On a cruise vacation a few years ago, my wife and I visited the Island of Gozo, part of Malta, where we toured the Ggantija Temples dating back to 3600 BC.  This makes them older than the pyramids of Egypt and Stonehenge in England.  Eighteen hundred years before Abraham, these ancient ruins reveal the human heart attempting to acknowledge a cause, force, or person larger than itself to explain our existence.  

The psalmist announces, “The heavens declare the glory of God; the skies proclaim the work of his hands. Day after day they pour fourth speech; night after night they display knowledge. (Psalm 19:1-2)

God created us with a desire to seek him.  It is part of our DNA.  Intuitively, we know that there is something more than ourselves to explain all that we observe in the world in which we live.  

God demonstrated his great love for us by becoming one of us in the person of Jesus, in order to bring his presence into the world in a very visible way at a specific time in history.  Jesus demonstrated his great love for us by sacrificing his life to free us from the grip of sin and Satan’s power over the world.  By the resurrection of Jesus, God confirmed the saving nature and power of that sacrifice. 

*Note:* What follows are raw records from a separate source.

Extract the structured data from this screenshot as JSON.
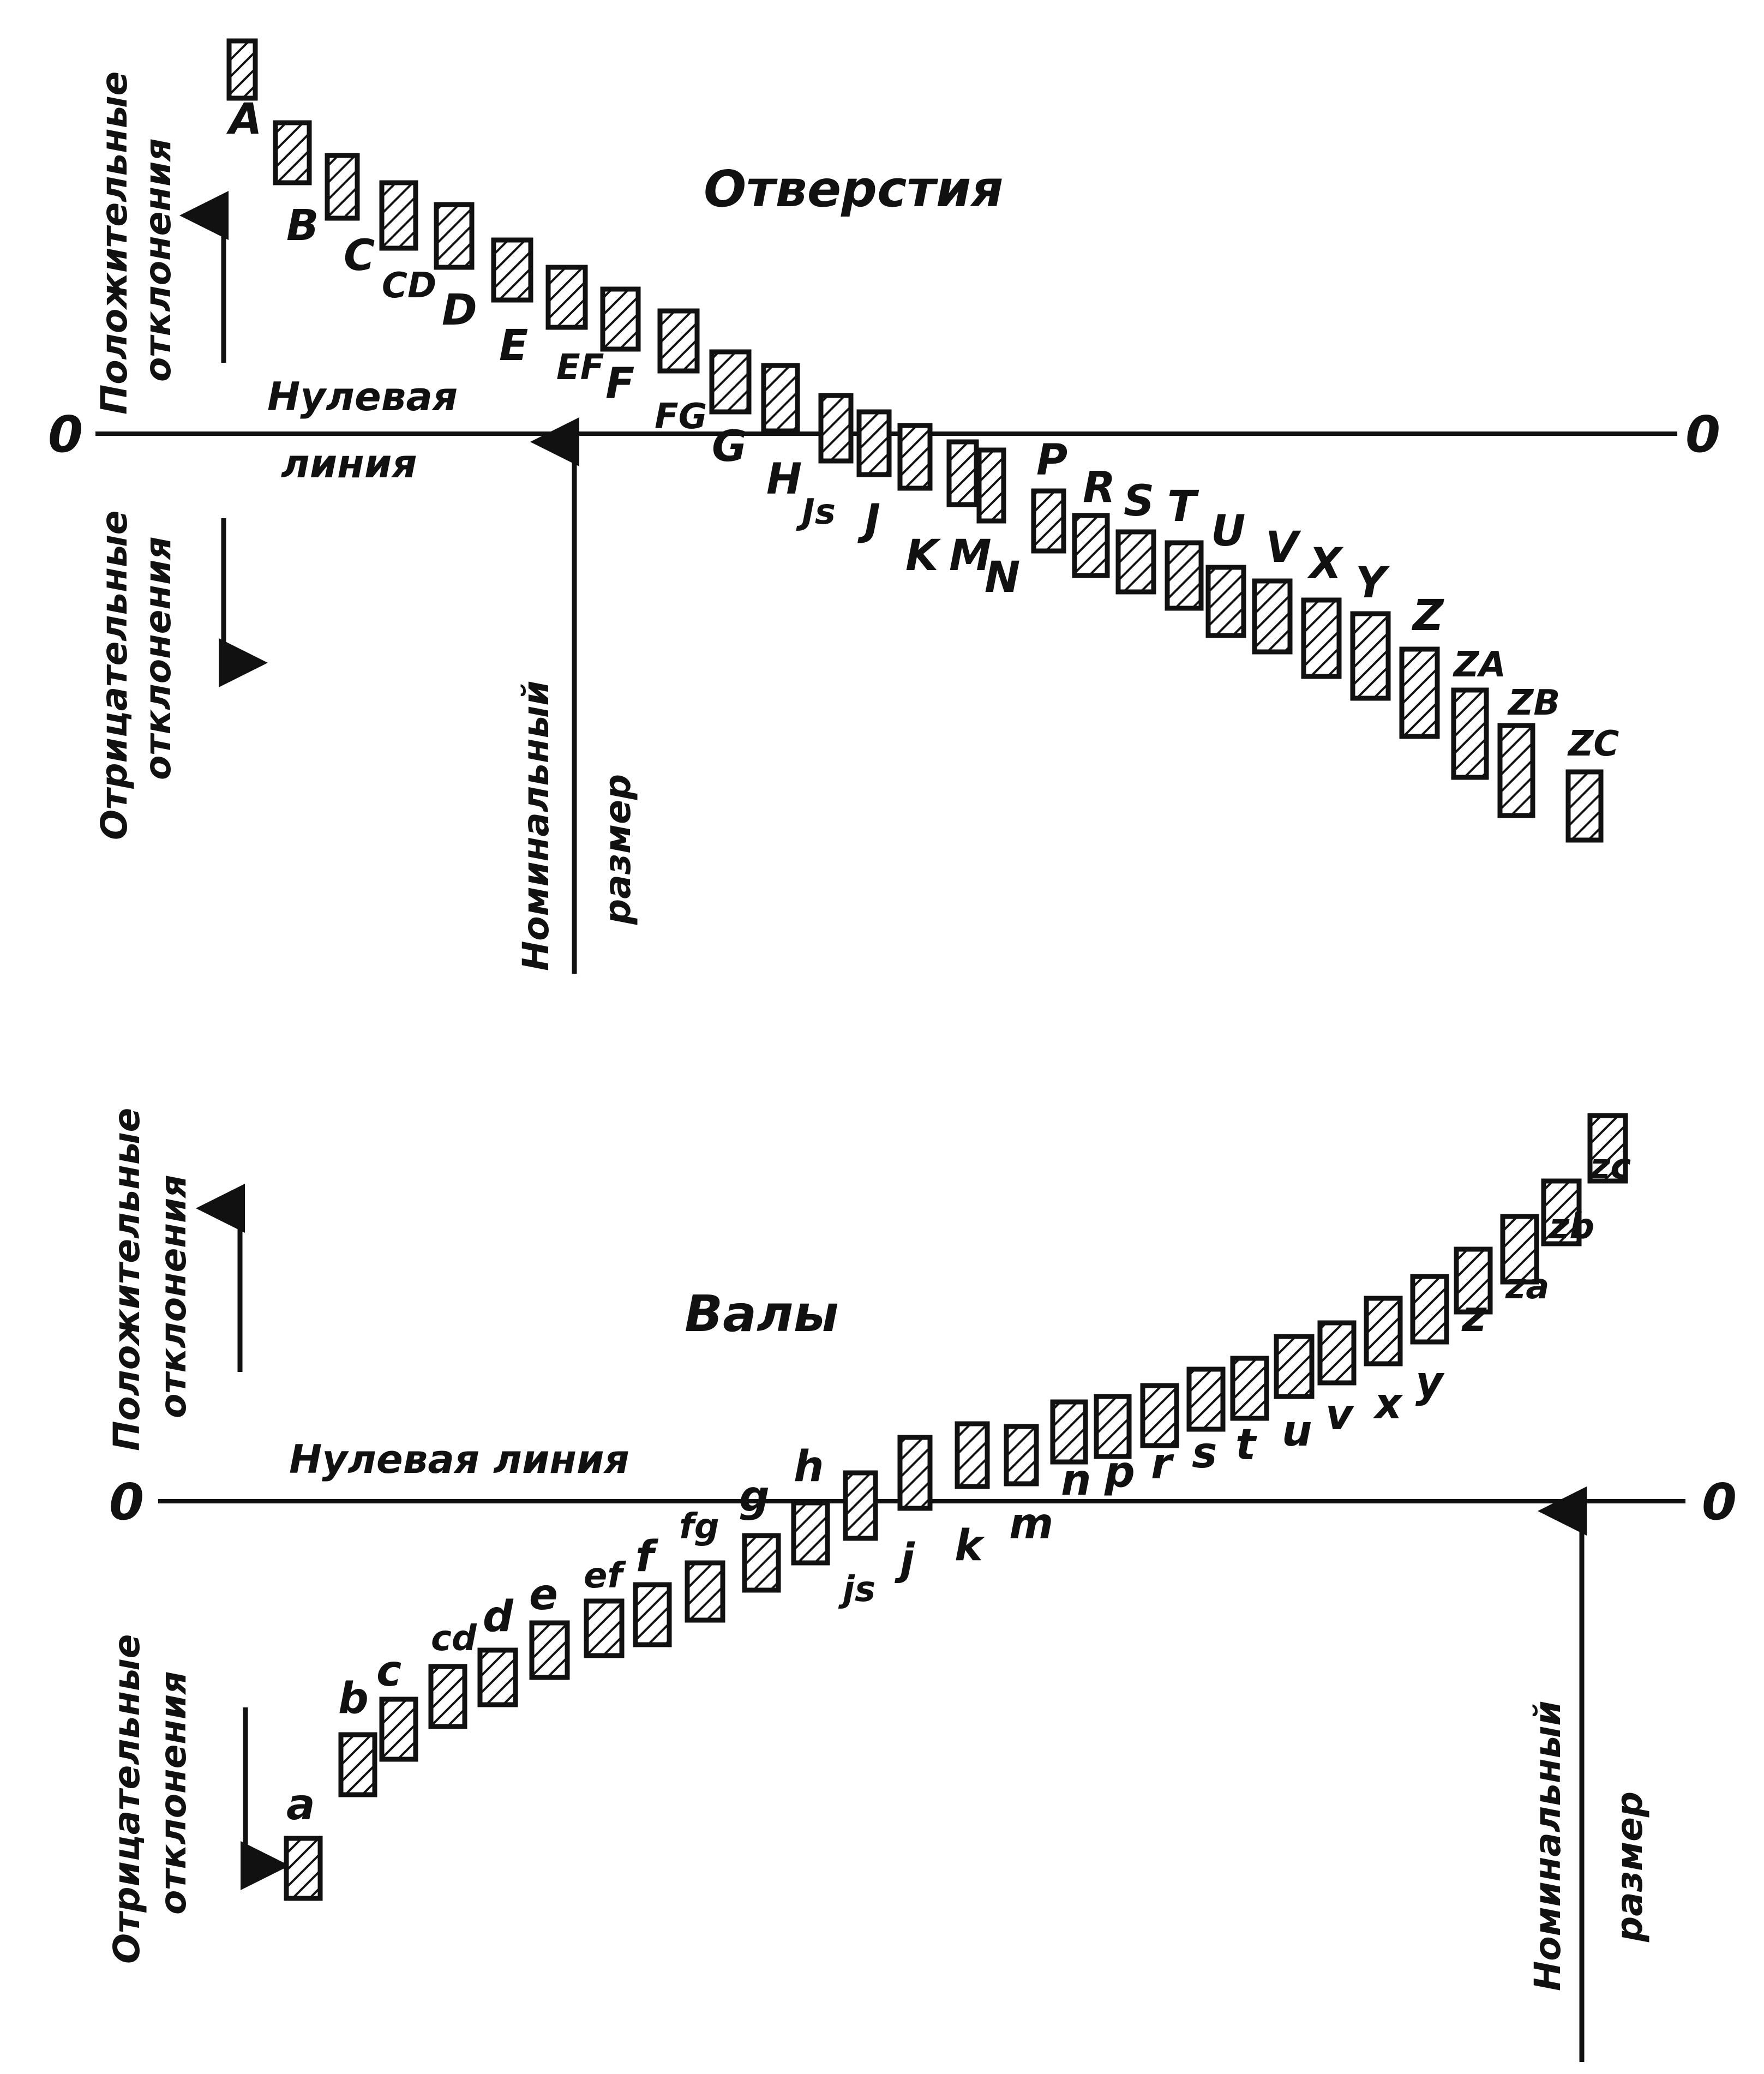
{
  "holes": {
    "title": "Отверстия",
    "zero_line_label": [
      "Нулевая",
      "линия"
    ],
    "zero_left": "0",
    "zero_right": "0",
    "positive_label": [
      "Положительные",
      "отклонения"
    ],
    "negative_label": [
      "Отрицательные",
      "отклонения"
    ],
    "nominal_label": [
      "Номинальный",
      "размер"
    ],
    "fields": [
      "A",
      "B",
      "C",
      "CD",
      "D",
      "E",
      "EF",
      "F",
      "FG",
      "G",
      "H",
      "Js",
      "J",
      "K",
      "M",
      "N",
      "P",
      "R",
      "S",
      "T",
      "U",
      "V",
      "X",
      "Y",
      "Z",
      "ZA",
      "ZB",
      "ZC"
    ]
  },
  "shafts": {
    "title": "Валы",
    "zero_line_label": "Нулевая линия",
    "zero_left": "0",
    "zero_right": "0",
    "positive_label": [
      "Положительные",
      "отклонения"
    ],
    "negative_label": [
      "Отрицательные",
      "отклонения"
    ],
    "nominal_label": [
      "Номинальный",
      "размер"
    ],
    "fields": [
      "a",
      "b",
      "c",
      "cd",
      "d",
      "e",
      "ef",
      "f",
      "fg",
      "g",
      "h",
      "js",
      "j",
      "k",
      "m",
      "n",
      "p",
      "r",
      "s",
      "t",
      "u",
      "v",
      "x",
      "y",
      "z",
      "za",
      "zb",
      "zc"
    ]
  }
}
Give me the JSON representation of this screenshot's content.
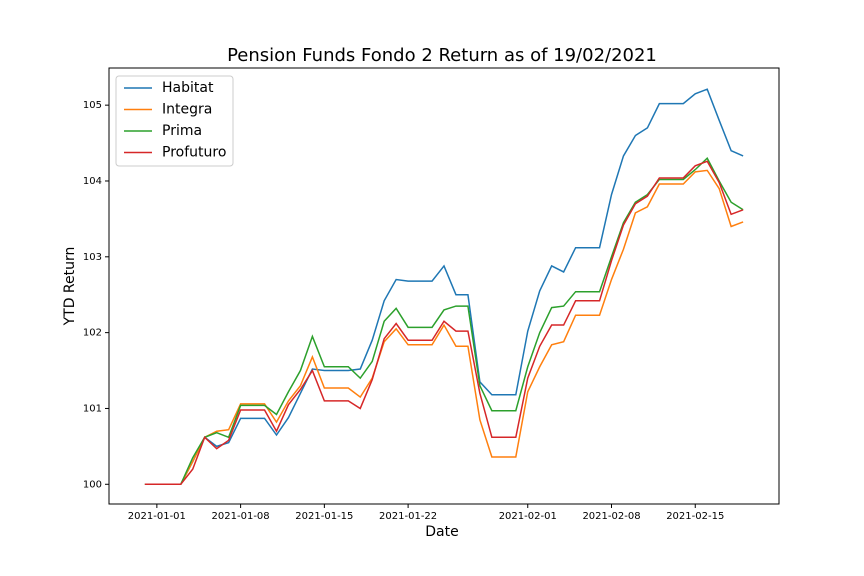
{
  "chart_data": {
    "type": "line",
    "title": "Pension Funds Fondo 2 Return as of 19/02/2021",
    "x_label": "Date",
    "y_label": "YTD Return",
    "x": [
      "2020-12-31",
      "2021-01-01",
      "2021-01-02",
      "2021-01-03",
      "2021-01-04",
      "2021-01-05",
      "2021-01-06",
      "2021-01-07",
      "2021-01-08",
      "2021-01-09",
      "2021-01-10",
      "2021-01-11",
      "2021-01-12",
      "2021-01-13",
      "2021-01-14",
      "2021-01-15",
      "2021-01-16",
      "2021-01-17",
      "2021-01-18",
      "2021-01-19",
      "2021-01-20",
      "2021-01-21",
      "2021-01-22",
      "2021-01-23",
      "2021-01-24",
      "2021-01-25",
      "2021-01-26",
      "2021-01-27",
      "2021-01-28",
      "2021-01-29",
      "2021-01-30",
      "2021-01-31",
      "2021-02-01",
      "2021-02-02",
      "2021-02-03",
      "2021-02-04",
      "2021-02-05",
      "2021-02-06",
      "2021-02-07",
      "2021-02-08",
      "2021-02-09",
      "2021-02-10",
      "2021-02-11",
      "2021-02-12",
      "2021-02-13",
      "2021-02-14",
      "2021-02-15",
      "2021-02-16",
      "2021-02-17",
      "2021-02-18",
      "2021-02-19"
    ],
    "series": [
      {
        "name": "Habitat",
        "color": "#1f77b4",
        "values": [
          100,
          100,
          100,
          100,
          100.3,
          100.62,
          100.5,
          100.55,
          100.87,
          100.87,
          100.87,
          100.65,
          100.88,
          101.2,
          101.52,
          101.5,
          101.5,
          101.5,
          101.52,
          101.9,
          102.42,
          102.7,
          102.68,
          102.68,
          102.68,
          102.88,
          102.5,
          102.5,
          101.35,
          101.18,
          101.18,
          101.18,
          102.02,
          102.55,
          102.88,
          102.8,
          103.12,
          103.12,
          103.12,
          103.82,
          104.33,
          104.6,
          104.7,
          105.02,
          105.02,
          105.02,
          105.15,
          105.21,
          104.8,
          104.4,
          104.33
        ]
      },
      {
        "name": "Integra",
        "color": "#ff7f0e",
        "values": [
          100,
          100,
          100,
          100,
          100.3,
          100.62,
          100.7,
          100.72,
          101.06,
          101.06,
          101.06,
          100.82,
          101.1,
          101.3,
          101.68,
          101.27,
          101.27,
          101.27,
          101.15,
          101.4,
          101.88,
          102.05,
          101.84,
          101.84,
          101.84,
          102.1,
          101.82,
          101.82,
          100.85,
          100.36,
          100.36,
          100.36,
          101.22,
          101.55,
          101.84,
          101.88,
          102.23,
          102.23,
          102.23,
          102.7,
          103.1,
          103.58,
          103.66,
          103.96,
          103.96,
          103.96,
          104.12,
          104.14,
          103.9,
          103.4,
          103.46
        ]
      },
      {
        "name": "Prima",
        "color": "#2ca02c",
        "values": [
          100,
          100,
          100,
          100,
          100.35,
          100.62,
          100.68,
          100.62,
          101.04,
          101.04,
          101.04,
          100.92,
          101.22,
          101.5,
          101.95,
          101.55,
          101.55,
          101.55,
          101.4,
          101.62,
          102.15,
          102.32,
          102.07,
          102.07,
          102.07,
          102.3,
          102.35,
          102.35,
          101.3,
          100.97,
          100.97,
          100.97,
          101.55,
          102.0,
          102.33,
          102.35,
          102.54,
          102.54,
          102.54,
          103.0,
          103.45,
          103.72,
          103.82,
          104.02,
          104.02,
          104.02,
          104.15,
          104.3,
          104.0,
          103.72,
          103.62
        ]
      },
      {
        "name": "Profuturo",
        "color": "#d62728",
        "values": [
          100,
          100,
          100,
          100,
          100.2,
          100.62,
          100.47,
          100.58,
          100.98,
          100.98,
          100.98,
          100.7,
          101.05,
          101.25,
          101.5,
          101.1,
          101.1,
          101.1,
          101.0,
          101.38,
          101.92,
          102.12,
          101.9,
          101.9,
          101.9,
          102.15,
          102.02,
          102.02,
          101.2,
          100.62,
          100.62,
          100.62,
          101.4,
          101.82,
          102.1,
          102.1,
          102.42,
          102.42,
          102.42,
          102.95,
          103.42,
          103.7,
          103.8,
          104.04,
          104.04,
          104.04,
          104.2,
          104.26,
          103.98,
          103.56,
          103.62
        ]
      }
    ],
    "xlim": [
      "2020-12-28",
      "2021-02-22"
    ],
    "xticks": [
      "2021-01-01",
      "2021-01-08",
      "2021-01-15",
      "2021-01-22",
      "2021-02-01",
      "2021-02-08",
      "2021-02-15"
    ],
    "ylim": [
      99.74,
      105.49
    ],
    "yticks": [
      100,
      101,
      102,
      103,
      104,
      105
    ],
    "legend": "upper-left",
    "grid": false
  }
}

In contrast to the people of the ancient world, we are blessed to have the benefit of God’s revelation through the prophets, scripture, the words of Jesus and the teaching of the Church over many centuries.

God’s plan for creation is to dwell in us, his human creatures, who were the last act in his creation.  He accomplishes this through his son, Jesus Christ, so that we, with the power of the Holy Spirit, can partner with God in bringing his presence to the people and circumstances of our lives.

God never stops reaching out to us.  Like the Father of the prodigal son, he is always waiting to receive us. (Luke 15:11-32)  Even when we have turned away from him, he is still seeking us.  Like the shepherd who leaves the ninety-nine in search of the one lost sheep, God never stops loving us. (Luke 15:1-11)

We are incomplete without God in our life. No matter the knowledge we have gained, the success we have achieved, the fame we have experienced, the wealth we have accumulated, the friends we have made, we are not complete and will not be satisfied until we ask the God of all creation to dwell in us. 

Forgive me, Lord, for the times I have excluded you from the core of my life.  Come, dwell in my heart. 

“Seek the Lord while he may be found; call on him while he is near.” (Is. 55:6)

Do you have a sense that there is more to life than what you are experiencing?